Along with the recent advances in technology, large quantities of multi-modal
data has arisen and became prevalent. Hence, effective and efficient retrieval,
organization and analysis of such data constitutes a big challenge. Both news
photographs on the web and news videos on television form this kind of data by
covering rich sources of information. People are mostly the main subject of the
news; therefore, queries related to a specific person are often desired.

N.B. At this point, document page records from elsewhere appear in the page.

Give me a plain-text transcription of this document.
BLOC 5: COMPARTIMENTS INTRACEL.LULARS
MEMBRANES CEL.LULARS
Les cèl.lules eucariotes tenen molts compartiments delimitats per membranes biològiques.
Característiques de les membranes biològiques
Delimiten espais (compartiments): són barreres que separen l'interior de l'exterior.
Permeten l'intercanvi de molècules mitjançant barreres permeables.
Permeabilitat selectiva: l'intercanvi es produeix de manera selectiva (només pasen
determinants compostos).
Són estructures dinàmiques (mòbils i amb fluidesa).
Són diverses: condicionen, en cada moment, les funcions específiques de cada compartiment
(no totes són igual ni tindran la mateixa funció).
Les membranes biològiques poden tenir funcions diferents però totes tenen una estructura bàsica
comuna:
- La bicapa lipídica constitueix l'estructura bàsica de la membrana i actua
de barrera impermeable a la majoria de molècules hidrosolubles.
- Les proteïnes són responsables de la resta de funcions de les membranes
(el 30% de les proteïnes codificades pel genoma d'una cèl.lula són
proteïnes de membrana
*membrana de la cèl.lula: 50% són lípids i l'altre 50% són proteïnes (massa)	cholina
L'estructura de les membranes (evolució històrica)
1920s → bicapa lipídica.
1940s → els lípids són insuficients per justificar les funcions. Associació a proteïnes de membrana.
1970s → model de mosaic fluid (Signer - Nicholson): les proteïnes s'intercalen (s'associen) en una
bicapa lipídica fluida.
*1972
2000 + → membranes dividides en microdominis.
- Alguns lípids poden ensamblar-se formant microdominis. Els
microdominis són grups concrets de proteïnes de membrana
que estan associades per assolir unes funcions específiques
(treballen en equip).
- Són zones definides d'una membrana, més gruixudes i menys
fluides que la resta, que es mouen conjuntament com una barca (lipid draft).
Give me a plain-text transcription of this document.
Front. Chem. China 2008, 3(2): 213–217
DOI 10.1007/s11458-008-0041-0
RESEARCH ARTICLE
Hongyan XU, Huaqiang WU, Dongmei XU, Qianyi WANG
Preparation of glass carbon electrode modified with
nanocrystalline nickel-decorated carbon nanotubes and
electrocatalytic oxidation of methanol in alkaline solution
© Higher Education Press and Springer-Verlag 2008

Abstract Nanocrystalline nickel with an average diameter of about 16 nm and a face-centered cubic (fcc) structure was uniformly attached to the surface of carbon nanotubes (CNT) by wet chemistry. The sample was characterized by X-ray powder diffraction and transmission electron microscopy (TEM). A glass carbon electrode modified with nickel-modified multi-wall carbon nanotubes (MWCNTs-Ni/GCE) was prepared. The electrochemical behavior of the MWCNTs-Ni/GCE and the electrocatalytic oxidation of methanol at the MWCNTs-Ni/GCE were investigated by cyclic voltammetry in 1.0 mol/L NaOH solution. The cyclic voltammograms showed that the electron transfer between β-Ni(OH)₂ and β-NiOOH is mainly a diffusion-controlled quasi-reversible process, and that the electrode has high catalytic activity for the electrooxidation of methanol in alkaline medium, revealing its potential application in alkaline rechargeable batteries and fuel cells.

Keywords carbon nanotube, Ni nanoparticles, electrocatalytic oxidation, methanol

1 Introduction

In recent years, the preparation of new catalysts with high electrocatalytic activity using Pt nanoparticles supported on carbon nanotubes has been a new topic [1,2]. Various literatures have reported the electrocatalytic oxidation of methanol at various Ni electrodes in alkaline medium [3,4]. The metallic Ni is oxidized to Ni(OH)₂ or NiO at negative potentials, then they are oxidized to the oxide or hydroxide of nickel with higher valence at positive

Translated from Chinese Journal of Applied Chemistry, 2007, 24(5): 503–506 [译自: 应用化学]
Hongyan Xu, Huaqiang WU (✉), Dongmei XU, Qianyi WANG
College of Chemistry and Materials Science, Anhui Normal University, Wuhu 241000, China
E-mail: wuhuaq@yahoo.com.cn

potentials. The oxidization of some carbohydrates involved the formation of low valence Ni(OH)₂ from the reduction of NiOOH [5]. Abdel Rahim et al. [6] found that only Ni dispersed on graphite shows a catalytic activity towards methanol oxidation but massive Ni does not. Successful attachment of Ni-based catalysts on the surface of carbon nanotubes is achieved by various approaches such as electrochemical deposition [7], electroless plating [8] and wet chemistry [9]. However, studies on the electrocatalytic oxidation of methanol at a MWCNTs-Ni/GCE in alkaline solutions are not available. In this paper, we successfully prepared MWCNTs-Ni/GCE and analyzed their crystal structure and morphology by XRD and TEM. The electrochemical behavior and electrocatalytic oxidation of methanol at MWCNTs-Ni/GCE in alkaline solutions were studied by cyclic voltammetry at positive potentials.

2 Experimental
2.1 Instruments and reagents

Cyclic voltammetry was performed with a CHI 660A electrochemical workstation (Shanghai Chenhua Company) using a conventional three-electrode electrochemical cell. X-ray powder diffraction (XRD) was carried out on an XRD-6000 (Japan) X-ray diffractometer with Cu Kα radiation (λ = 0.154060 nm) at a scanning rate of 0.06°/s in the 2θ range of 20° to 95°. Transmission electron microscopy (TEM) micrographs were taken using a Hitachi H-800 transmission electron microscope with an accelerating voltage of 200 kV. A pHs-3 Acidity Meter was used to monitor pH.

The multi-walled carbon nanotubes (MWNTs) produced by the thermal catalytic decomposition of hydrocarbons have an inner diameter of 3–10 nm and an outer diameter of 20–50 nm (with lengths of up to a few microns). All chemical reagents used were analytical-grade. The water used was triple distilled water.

In this study, we propose a graph based method to improve the performance of person queries in large news video and photograph collections. We exploit the multi-modal structure of the data by associating text and face information. On the assumption that a person's face is likely to appear when his/her name is mentioned in the news, only the faces associated with the query name are selected first to limit the search space for a query name. Then, we construct a similarity graph of the faces in this limited search space, where nodes correspond to the faces and edges correspond to the similarity between the faces. Among these faces, there could be many faces corresponding to the queried person in different conditions, poses and times. There could also be other faces corresponding to other people in the news or some non-face images due to the errors in the face detection method used. However, in most cases, the number of corresponding faces of the queried person will be large, and these faces will be more similar to each other than to others. To this end, the problem is transformed into a graph problem, in which we seek to find the densest component of the graph. This most similar subset (densest component) is likely to correspond to the faces of the query name. Finally, the result of the graph algorithm is used as a model for further recognition when new faces are encountered. In this study, it has been shown that the graph approach can also be used for detecting the faces of the anchorpersons without any supervision.